Department of Emergency Medicine, Robert Wood Johnson Clinical Scholars Program, University of Pennsylvania, Philadelphia, Pennsylvania, USA. Brendan.Carr@uphs.upenn.edu

Copyright

(Copyright © 2008, Lippincott Williams and Wilkins)

DOI

10.1097/TA.0b013e318061b628

PMID

18188121

Abstract

OBJECTIVES: Firearm wounding patterns have changed, and patients more commonly present with multiple gunshot wounds (GSWs). We hypothesized that multiple GSW are associated with increased mortality risk and increased hospital length of stay (LOS). METHODS: Medical charts were abstracted for patients with GSW during a 4-month period. GSW to each of six anatomic regions were quantified. Proportions, medians, and trends were compared, and relative risks of death were computed.

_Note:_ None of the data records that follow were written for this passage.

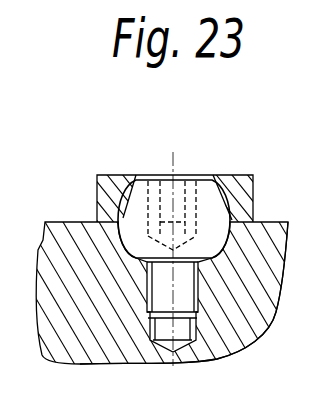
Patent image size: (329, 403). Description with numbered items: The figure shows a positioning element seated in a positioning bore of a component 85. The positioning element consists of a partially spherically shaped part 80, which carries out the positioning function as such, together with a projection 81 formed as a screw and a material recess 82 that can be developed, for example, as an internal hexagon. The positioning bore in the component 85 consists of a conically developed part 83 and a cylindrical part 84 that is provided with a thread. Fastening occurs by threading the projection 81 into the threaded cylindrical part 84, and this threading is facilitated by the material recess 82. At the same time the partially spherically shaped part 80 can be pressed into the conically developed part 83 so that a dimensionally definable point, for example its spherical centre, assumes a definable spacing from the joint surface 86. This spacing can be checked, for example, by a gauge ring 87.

The partially spherically shaped part 80 is at (210, 208).
The projection formed as screw 81 is at (167, 287).
The material recess 82 is at (182, 212).
The conically developed part 83 is at (214, 269).
The cylindrical part 84 is at (213, 360).
The component 85 is at (272, 240).
The joint surface 86 is at (68, 222).
The gauge ring 87 is at (113, 187).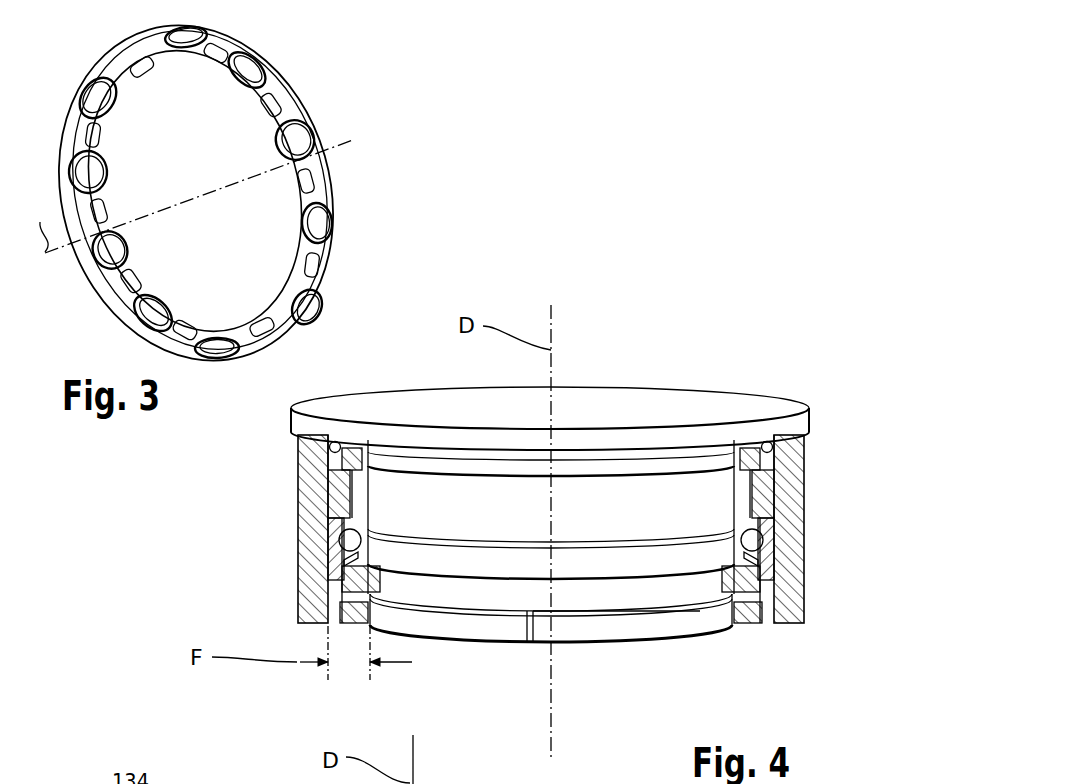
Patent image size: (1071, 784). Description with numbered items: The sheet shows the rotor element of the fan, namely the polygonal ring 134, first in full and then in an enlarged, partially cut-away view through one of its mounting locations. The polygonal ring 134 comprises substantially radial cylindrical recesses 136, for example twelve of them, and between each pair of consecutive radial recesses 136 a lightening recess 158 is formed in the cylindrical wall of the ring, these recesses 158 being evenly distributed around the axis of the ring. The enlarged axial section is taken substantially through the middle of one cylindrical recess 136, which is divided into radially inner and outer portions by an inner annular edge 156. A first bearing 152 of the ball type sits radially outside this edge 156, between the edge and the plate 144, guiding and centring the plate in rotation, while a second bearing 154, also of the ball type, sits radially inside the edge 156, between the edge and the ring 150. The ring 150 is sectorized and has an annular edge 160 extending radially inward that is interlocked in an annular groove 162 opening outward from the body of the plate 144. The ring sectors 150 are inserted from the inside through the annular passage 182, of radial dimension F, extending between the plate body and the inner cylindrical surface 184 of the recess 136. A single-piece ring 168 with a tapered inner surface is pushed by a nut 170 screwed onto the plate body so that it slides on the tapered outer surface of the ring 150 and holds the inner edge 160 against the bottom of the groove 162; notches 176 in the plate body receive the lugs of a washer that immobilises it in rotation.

In FIG. 3, the polygonal ring 134 is at (418, 140).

RESULTS: Among 111 patients, GSW per patient ranged from 1 to 12. Most (62%) patients sustained GSW to a single region. The median number of regions involved increased with the number of GSW (p < 0.01). Patients with multiple regions injured were more likely to die in the emergency department (16% vs. 12%, p < 0.05) or be admitted (72% vs. 52%, p < 0.01). Intensive care unit and hospital LOS increased (p < 0.05) with the number of regions involved. CONCLUSIONS: Multiple GSW are associated with higher mortality, more intensive care unit days, and longer LOS. Changing wounding patterns seem to have increased morbidity and mortality associated with firearm injuries. These data have associated health policy implications.